The future of the biofuels industry in the U.S. is uncertain as decisions on three specific policy areas are in flux.
1. Renewable Volume Obligations
The Office of Management and Budget is currently holding stakeholder meetings on EPA’s proposed Renewable Volume Obligations (RVO), or mandated blending levels.
Biofuels group worked with the American Petroleum Institute to submit recommendations to EPA asking for RVO levels of 15 billion gallons for ethanol and 5.25 billion gallons for bio-mass based diesel.
There has been speculation and rumor that the draft EPA sent to the White House had proposed levels that fell below these amounts.
However, biofuels officials have refuted that conjecture and say EPA has assured them the levels may even exceed their recommendations.
2. Small Refinery Exemptions
At the same time, the EPA is also considering the backlog of Small Refinery Exemptions (SREs) carried over from the Biden administration, according to Troy Bredenkamp, senior vice president of government and public affairs for the Renewable Fuels Association.
Some of those date back several years and have expired.
“There are 169 of these pending small refinery exemptions that have been building up from court cases and remands,” he explains. “Our calculation is that’s about 8.5 billion gallons, so it’s a significant number.”
That’s why the industry has asked EPA to make the two policy decisions together so the SREs can be reallocated to other refiners through the blending levels set under the Renewable Fuels Standard (RFS).
“We’ve said whether you have expired RINs you’re issuing or you have active RINs for the current compliance years, make a three-year average and take that number and include it back into this round of RVOs,” Bredenkamp explains.
3. 45Z as Part of the Budget Reconciliation Bill
The future of 45Z also hangs in the balance awaiting Senate action, after the House included an extension of the biofuels tax credit to 2031 in their budget reconciliation bill.
Paul Winters, director of public affairs for Clean Fuel Alliance America, says that was good news for the industry.
“That essentially puts the credit for liquid fuels on par with the credits for other technologies and gives them the same length of time to access this tax credit,” he says.
The House bill also excludes the biofuels tax credit to entities outside North America, such as China.
“There are restrictions to feedstocks solely from Canada, Mexico and the United States. There are other provisions to restrict the involvement of foreign entities of concern,” Winters adds.
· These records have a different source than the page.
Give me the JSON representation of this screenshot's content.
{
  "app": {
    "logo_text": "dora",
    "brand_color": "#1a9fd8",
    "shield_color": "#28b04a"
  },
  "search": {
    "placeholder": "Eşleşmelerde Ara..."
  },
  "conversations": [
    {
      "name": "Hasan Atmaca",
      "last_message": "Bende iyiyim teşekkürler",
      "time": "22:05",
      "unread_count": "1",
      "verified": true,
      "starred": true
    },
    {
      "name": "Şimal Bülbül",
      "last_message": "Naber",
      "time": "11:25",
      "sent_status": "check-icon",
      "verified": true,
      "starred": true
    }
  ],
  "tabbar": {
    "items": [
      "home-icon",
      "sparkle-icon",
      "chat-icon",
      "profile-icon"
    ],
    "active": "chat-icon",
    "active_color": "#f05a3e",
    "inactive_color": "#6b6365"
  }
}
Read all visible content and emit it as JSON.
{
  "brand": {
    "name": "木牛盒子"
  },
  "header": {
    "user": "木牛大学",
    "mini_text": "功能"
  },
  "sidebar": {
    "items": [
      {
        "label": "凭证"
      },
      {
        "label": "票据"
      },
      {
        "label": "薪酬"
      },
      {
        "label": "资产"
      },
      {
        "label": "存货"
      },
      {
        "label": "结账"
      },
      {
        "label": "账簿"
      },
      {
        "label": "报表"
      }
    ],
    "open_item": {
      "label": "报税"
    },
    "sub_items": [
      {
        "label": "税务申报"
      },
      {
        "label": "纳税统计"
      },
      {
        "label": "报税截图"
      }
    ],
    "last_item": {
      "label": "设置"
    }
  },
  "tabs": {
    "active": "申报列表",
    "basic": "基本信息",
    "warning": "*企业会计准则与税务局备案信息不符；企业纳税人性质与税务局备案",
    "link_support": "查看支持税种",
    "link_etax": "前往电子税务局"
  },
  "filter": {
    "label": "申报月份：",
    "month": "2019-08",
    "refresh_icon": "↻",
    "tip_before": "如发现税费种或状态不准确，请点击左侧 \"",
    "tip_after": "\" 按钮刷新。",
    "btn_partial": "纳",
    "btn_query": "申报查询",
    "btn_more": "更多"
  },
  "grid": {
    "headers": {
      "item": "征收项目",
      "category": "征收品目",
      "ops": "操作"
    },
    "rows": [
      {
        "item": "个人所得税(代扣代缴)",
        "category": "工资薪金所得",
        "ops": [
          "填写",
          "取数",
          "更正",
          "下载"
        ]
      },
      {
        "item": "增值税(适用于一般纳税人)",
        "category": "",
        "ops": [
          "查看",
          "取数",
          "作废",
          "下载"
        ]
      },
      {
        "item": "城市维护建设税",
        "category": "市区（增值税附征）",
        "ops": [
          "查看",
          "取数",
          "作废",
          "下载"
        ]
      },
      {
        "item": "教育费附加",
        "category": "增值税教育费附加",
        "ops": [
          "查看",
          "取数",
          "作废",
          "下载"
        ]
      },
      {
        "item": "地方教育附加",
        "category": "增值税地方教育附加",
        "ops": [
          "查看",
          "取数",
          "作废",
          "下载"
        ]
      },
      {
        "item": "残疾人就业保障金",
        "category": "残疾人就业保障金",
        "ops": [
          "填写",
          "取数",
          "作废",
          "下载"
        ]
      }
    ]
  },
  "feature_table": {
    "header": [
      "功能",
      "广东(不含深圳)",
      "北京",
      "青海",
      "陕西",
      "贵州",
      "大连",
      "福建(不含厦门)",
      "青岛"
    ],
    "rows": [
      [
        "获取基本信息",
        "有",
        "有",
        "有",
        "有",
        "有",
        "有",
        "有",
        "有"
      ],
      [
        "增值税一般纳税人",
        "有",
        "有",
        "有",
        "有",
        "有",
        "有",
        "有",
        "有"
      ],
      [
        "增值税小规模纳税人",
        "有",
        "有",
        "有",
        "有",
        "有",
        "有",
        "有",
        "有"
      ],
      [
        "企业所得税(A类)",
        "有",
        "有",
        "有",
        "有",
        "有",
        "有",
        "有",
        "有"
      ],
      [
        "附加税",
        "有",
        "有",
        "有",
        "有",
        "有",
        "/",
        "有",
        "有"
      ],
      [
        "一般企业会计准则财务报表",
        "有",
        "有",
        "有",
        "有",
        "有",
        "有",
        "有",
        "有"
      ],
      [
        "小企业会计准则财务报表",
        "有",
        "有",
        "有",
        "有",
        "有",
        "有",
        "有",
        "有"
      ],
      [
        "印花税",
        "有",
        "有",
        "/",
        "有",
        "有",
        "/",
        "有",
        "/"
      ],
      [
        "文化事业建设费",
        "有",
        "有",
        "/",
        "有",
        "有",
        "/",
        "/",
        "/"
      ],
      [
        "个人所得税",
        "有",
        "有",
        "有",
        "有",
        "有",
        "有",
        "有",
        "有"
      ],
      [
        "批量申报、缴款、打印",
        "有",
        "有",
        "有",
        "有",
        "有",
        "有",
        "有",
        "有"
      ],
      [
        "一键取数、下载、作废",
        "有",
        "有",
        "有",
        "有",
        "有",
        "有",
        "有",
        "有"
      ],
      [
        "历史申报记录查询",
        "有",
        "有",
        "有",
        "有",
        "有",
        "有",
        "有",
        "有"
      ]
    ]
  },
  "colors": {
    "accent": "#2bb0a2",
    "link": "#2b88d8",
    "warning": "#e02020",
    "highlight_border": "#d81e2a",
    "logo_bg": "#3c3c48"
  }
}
The question now is will the Senate adopt the House’s 45Z language in their bill?
Geoff Cooper, president and CEO of the Renewable Fuels Association, says so far there’s been good support in the Senate for the program.
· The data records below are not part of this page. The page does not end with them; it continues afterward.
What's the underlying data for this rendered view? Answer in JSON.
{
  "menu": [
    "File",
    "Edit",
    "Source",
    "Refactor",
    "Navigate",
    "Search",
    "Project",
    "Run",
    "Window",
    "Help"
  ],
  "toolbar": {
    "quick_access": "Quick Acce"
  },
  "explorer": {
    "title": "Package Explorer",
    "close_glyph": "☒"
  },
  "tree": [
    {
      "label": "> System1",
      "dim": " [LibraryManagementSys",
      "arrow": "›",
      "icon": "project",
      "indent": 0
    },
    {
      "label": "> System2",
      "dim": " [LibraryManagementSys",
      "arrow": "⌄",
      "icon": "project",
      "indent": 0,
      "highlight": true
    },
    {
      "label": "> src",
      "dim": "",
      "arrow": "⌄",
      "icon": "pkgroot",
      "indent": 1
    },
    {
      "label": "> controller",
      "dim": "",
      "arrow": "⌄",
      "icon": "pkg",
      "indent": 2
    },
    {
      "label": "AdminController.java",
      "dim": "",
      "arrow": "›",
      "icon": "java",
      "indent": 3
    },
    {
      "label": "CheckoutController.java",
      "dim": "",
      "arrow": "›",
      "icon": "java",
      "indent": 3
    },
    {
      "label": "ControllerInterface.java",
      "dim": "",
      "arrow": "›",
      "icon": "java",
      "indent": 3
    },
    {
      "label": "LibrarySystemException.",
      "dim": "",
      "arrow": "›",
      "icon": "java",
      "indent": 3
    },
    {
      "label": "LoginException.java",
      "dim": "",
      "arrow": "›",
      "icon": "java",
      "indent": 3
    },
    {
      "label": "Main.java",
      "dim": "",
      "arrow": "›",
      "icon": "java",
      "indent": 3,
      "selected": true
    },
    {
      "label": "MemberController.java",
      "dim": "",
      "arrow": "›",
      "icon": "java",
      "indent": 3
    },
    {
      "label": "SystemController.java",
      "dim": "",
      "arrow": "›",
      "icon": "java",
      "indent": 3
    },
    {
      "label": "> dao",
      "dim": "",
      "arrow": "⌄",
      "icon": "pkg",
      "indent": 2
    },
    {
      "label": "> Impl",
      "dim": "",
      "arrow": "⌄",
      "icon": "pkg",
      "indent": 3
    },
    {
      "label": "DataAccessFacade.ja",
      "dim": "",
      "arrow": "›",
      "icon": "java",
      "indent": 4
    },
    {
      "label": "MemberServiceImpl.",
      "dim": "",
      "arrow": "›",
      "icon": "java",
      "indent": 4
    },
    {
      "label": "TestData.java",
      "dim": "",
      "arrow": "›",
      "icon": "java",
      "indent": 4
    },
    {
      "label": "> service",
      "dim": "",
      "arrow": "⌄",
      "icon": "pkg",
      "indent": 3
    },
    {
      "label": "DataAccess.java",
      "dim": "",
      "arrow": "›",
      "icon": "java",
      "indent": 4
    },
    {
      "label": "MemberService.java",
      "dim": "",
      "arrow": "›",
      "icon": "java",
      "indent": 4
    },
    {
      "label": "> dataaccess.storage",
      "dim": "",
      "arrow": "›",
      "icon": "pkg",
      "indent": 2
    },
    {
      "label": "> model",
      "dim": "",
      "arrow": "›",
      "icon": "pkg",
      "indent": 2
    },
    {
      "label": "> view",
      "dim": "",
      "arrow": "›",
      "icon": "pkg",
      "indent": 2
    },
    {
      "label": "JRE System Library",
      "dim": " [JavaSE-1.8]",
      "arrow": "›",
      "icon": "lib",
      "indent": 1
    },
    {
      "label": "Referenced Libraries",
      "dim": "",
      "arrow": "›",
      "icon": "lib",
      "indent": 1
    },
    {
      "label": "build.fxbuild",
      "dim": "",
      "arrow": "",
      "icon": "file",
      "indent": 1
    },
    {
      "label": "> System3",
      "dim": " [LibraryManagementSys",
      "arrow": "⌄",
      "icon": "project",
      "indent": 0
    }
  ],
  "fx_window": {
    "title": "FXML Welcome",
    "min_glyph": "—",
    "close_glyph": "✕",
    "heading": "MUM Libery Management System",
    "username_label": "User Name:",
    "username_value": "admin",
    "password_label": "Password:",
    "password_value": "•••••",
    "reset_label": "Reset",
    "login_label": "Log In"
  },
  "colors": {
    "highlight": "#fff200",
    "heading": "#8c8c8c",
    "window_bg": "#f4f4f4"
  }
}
“We do expect 45Z will be maintained, protected as the Senate takes up budget reconciliation, but there very well could be additional changes made to the 45Z program,” he states.
In fact, biofuels groups have asked the Senate to make 45Z more workable, according to Cooper.
“They should specify in the law that agricultural practices need to be part of that emissions rate scoring process. That’s the only way we’re going ensure farmers have the ability to participate in this opportunity,” he says.
And so farmers can share in the revenue stream.